June 02, 2014

AUTISME



Akhirnya punya waktu buat update blog! :D 
Harusnya bisa upload tulisan ini bulan april lalu, karena bulan april adalah bulan kesadaran mengenai autisme. Nah, aku pernah iseng-iseng nyoba masukkin kata “autis” di search engine dalam twitter? Kurang lebih hasilnya seperti ini:

@iiiiirp udah beli kuota jadi autis hua *) 
@momomo Semakin canggih gadget lo maka semakin autis diri lo . Ngik! * 
@nggeelaa Book marathon. Autis everyday *)  
@cabecabean TRIO AUTIS UKID UPID UCID 1 MAMAH CABEAN BUCEH YESSHH *)


*) Note: nickname yang digunakan dalam artikel ini hanyalah karangan penulis bekala, namun tulisan yang diucapkan sesuai dengan aslinya tanpa mengubah sedikitpun.

Lucu? Buat aku itu pemandangan yang bikin ati keiris. 
 Karena Twitter bukan satu-satunya jejaring sosial, so , aku pun mencoba hal yang sama di Instagram. Dengan menggunakan #autisme, hasilnya nggak jauh beda dari twitter. Isinya foto-foto yang sebenarnya tidak menggambarkan apa itu sebenarnya autisme.

AUTISME. Sangat sering kita dengar bukan? Terlebih ketika meledaknya gadget canggih bernama blackberry. Kemudian masing-masing orang mulai sibuk dengan gadget masing-masing sehingga tidak memperdulikan sekitarnya. Hal tersebut kemudian yang dilabel dengan autisme. Semakin lama, orang-orang menggunakan kata autisme tersebut tanpa mau mempelajari lebih dalam apa sebenarnya arti autisme. 

Emang mereka ngga cari tahu apa itu autisme?
Lho, mereka cari tahu, namun dari pihak-pihak yang juga tidak tahu autisme secara mendalam. Mereka hanya mendefinisikan, autisme adalah ketika kamu terlalu asik sama suatu hal, memiliki duniannya sendiri. Lalu dengan mudahnya mereka mengeneralisasikan dengan pemikiran: ketika ada seseorang yang tengah asik melakukan suatu hal, sampai dipanggil aja ngga noleh, dia autisme! Salah? Engga kok, kalau itu tadi menjadi satu-satunya definisi autisme.
Gangguan autisme adalah ketidakmampuan anak berkembang dengan baik, yang ditandai dengan terganggunya perkembangan dalam interaksi sosial, dan komunikasi (Quinn & Malone, 2000). Kalau mau dikaitkan dengan kasus di atas, memang sepertinya orang yang terlalu asik dengan gadget atau benda lainnya tanpa memperdulikan lingkungan lain adalah orang dengan gangguan autisme. 
Sayangnya, itu bukan satu-satunya yang menjadi patokan gangguan autisme.

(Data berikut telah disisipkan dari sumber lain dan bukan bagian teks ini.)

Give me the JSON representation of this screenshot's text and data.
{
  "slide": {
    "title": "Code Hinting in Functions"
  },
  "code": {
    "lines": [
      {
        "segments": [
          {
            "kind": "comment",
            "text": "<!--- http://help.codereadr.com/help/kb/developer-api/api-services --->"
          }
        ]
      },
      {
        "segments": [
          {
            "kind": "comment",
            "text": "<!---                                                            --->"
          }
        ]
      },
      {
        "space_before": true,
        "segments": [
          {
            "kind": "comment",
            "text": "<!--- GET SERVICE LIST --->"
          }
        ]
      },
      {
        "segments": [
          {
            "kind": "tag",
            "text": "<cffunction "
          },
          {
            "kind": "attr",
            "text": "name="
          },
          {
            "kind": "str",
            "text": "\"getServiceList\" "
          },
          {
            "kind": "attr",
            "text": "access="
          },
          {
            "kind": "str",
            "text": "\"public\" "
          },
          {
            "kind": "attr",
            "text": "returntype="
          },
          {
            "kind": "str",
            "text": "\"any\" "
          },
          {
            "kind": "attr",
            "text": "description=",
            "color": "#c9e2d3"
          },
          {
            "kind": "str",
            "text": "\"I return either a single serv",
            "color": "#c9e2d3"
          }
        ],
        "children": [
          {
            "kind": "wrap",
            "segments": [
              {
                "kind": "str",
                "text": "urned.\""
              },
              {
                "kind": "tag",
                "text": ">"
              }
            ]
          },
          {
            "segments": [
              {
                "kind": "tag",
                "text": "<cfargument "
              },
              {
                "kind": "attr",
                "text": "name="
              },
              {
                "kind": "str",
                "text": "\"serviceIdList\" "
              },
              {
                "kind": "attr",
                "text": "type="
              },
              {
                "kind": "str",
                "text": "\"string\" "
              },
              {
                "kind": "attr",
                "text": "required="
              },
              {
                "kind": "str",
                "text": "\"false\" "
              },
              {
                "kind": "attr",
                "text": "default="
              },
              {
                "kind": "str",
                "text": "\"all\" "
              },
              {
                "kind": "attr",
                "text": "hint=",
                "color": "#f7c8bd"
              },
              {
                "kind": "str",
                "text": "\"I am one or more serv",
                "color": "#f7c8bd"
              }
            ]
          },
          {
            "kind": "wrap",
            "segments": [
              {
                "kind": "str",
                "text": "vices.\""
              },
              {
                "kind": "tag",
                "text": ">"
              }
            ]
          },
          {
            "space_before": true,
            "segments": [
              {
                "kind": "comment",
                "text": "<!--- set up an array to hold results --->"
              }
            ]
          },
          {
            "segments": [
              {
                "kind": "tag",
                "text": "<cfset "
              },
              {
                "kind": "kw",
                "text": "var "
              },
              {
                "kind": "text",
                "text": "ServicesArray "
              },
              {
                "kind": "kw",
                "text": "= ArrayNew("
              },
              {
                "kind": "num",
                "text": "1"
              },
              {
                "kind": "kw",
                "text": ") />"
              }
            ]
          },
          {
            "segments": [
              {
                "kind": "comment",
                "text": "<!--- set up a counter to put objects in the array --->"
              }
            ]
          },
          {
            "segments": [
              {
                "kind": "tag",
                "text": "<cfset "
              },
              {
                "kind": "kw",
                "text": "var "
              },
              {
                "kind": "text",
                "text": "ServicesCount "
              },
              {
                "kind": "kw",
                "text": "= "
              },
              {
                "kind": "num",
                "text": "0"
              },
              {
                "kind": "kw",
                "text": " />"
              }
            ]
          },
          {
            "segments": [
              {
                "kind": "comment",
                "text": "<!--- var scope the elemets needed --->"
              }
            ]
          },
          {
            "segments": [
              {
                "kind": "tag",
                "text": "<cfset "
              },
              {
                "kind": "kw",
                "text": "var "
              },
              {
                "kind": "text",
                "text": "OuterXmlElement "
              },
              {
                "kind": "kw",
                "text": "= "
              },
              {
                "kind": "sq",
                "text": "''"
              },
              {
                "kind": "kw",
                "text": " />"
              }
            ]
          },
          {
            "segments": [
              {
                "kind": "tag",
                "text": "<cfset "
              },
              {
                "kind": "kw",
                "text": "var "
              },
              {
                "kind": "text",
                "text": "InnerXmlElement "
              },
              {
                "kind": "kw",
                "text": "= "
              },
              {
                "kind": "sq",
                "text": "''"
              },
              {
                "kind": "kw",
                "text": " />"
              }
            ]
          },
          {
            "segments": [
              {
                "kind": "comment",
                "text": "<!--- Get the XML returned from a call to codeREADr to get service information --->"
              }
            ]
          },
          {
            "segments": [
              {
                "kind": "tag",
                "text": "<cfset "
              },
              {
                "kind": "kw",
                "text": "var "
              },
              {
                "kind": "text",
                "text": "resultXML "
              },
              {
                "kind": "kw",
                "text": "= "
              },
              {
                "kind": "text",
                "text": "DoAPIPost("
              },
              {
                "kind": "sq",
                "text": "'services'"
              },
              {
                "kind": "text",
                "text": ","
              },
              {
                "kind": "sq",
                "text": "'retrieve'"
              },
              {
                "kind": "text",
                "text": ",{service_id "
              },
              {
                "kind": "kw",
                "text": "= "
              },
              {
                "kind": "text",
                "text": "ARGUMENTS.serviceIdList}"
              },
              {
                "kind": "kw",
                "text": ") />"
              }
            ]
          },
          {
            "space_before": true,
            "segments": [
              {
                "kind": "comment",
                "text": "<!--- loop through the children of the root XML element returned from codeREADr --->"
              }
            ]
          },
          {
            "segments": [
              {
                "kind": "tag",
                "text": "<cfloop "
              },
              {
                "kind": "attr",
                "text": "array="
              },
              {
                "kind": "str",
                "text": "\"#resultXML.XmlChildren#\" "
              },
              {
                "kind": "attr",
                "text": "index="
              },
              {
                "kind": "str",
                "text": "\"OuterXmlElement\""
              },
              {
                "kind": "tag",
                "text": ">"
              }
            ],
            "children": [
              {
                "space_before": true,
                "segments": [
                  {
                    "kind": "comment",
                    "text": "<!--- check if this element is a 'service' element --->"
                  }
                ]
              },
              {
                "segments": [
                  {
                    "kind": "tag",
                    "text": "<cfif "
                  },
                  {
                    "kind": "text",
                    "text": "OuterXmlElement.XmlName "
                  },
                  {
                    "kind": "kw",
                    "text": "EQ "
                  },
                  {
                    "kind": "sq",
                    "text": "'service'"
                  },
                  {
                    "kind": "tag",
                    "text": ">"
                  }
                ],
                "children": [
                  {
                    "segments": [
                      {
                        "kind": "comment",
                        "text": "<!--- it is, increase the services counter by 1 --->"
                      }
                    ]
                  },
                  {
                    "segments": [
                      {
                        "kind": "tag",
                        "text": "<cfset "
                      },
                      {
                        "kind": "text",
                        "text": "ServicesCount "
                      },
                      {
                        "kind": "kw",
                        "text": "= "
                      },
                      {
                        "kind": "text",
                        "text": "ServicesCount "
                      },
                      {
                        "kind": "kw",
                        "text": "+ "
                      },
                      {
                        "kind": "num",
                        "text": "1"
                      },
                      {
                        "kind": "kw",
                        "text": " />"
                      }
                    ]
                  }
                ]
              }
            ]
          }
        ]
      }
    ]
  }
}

Anak yang memiliki gangguan autisme memiliki kesulitan dalam membangun hubungan yang sesuai dengan teman sebaya (Frith, 1993) dan anak dengan gangguan autisme menunjukkan keragaman perilaku yang merusak atau melakukan perilaku yang diulang-ulang (Mundy & Sigman, 1989), serta perilaku yang cenderung menyakiti diri sendiri (Bromley, dkk, 2004 dalam Koydemi & Tosun, 2009).

Emang kalau keasikkan pegang gadget bisa langsung di claim autisme?
Anak dengan gangguan autisme memang karakter utamanya adalah berpusat pada diri sendiri, mereka seperti memiliki dunia sendiri. Mungkin gadget adalah salah satu keasikan yang dimiliki anak dengan gangguan autisme, tapi apa bisa dikatakan bahwa semua orang yang asik dengan gadget merupakan anak autisme? Tentu tidak. Penyebab autisme bukan karena terlalu asik pegang gadget, buku, atau selfie. Autisme dapat disebabkan karena penyebab biologis, yaitu adanya kerusakan sistem syaraf pusat, sehingga muncul perilaku penarikan diri dan ekspresi yang datar pada anak yang memiliki gangguan autisme (Rooney, 2005). Autisme juga dapat disebabkan oleh warisan genetik dari keluarga terdahulu, bisa juga disebabkan karena sikap orang tua yang acuh tak acuh dan kurang memberi kasih sayang terhadap anaknya.
Dapat ditarik kesimpulan bahwa autisme terjadi karena adanya gangguan pada sistem syaraf pusat, warisan genetis, maupun kurangnya kasih sayang dari orang tua. Masih banyak penyebab autisme lainnya, yang jelas bukan karena terlalu sering memegang gadget.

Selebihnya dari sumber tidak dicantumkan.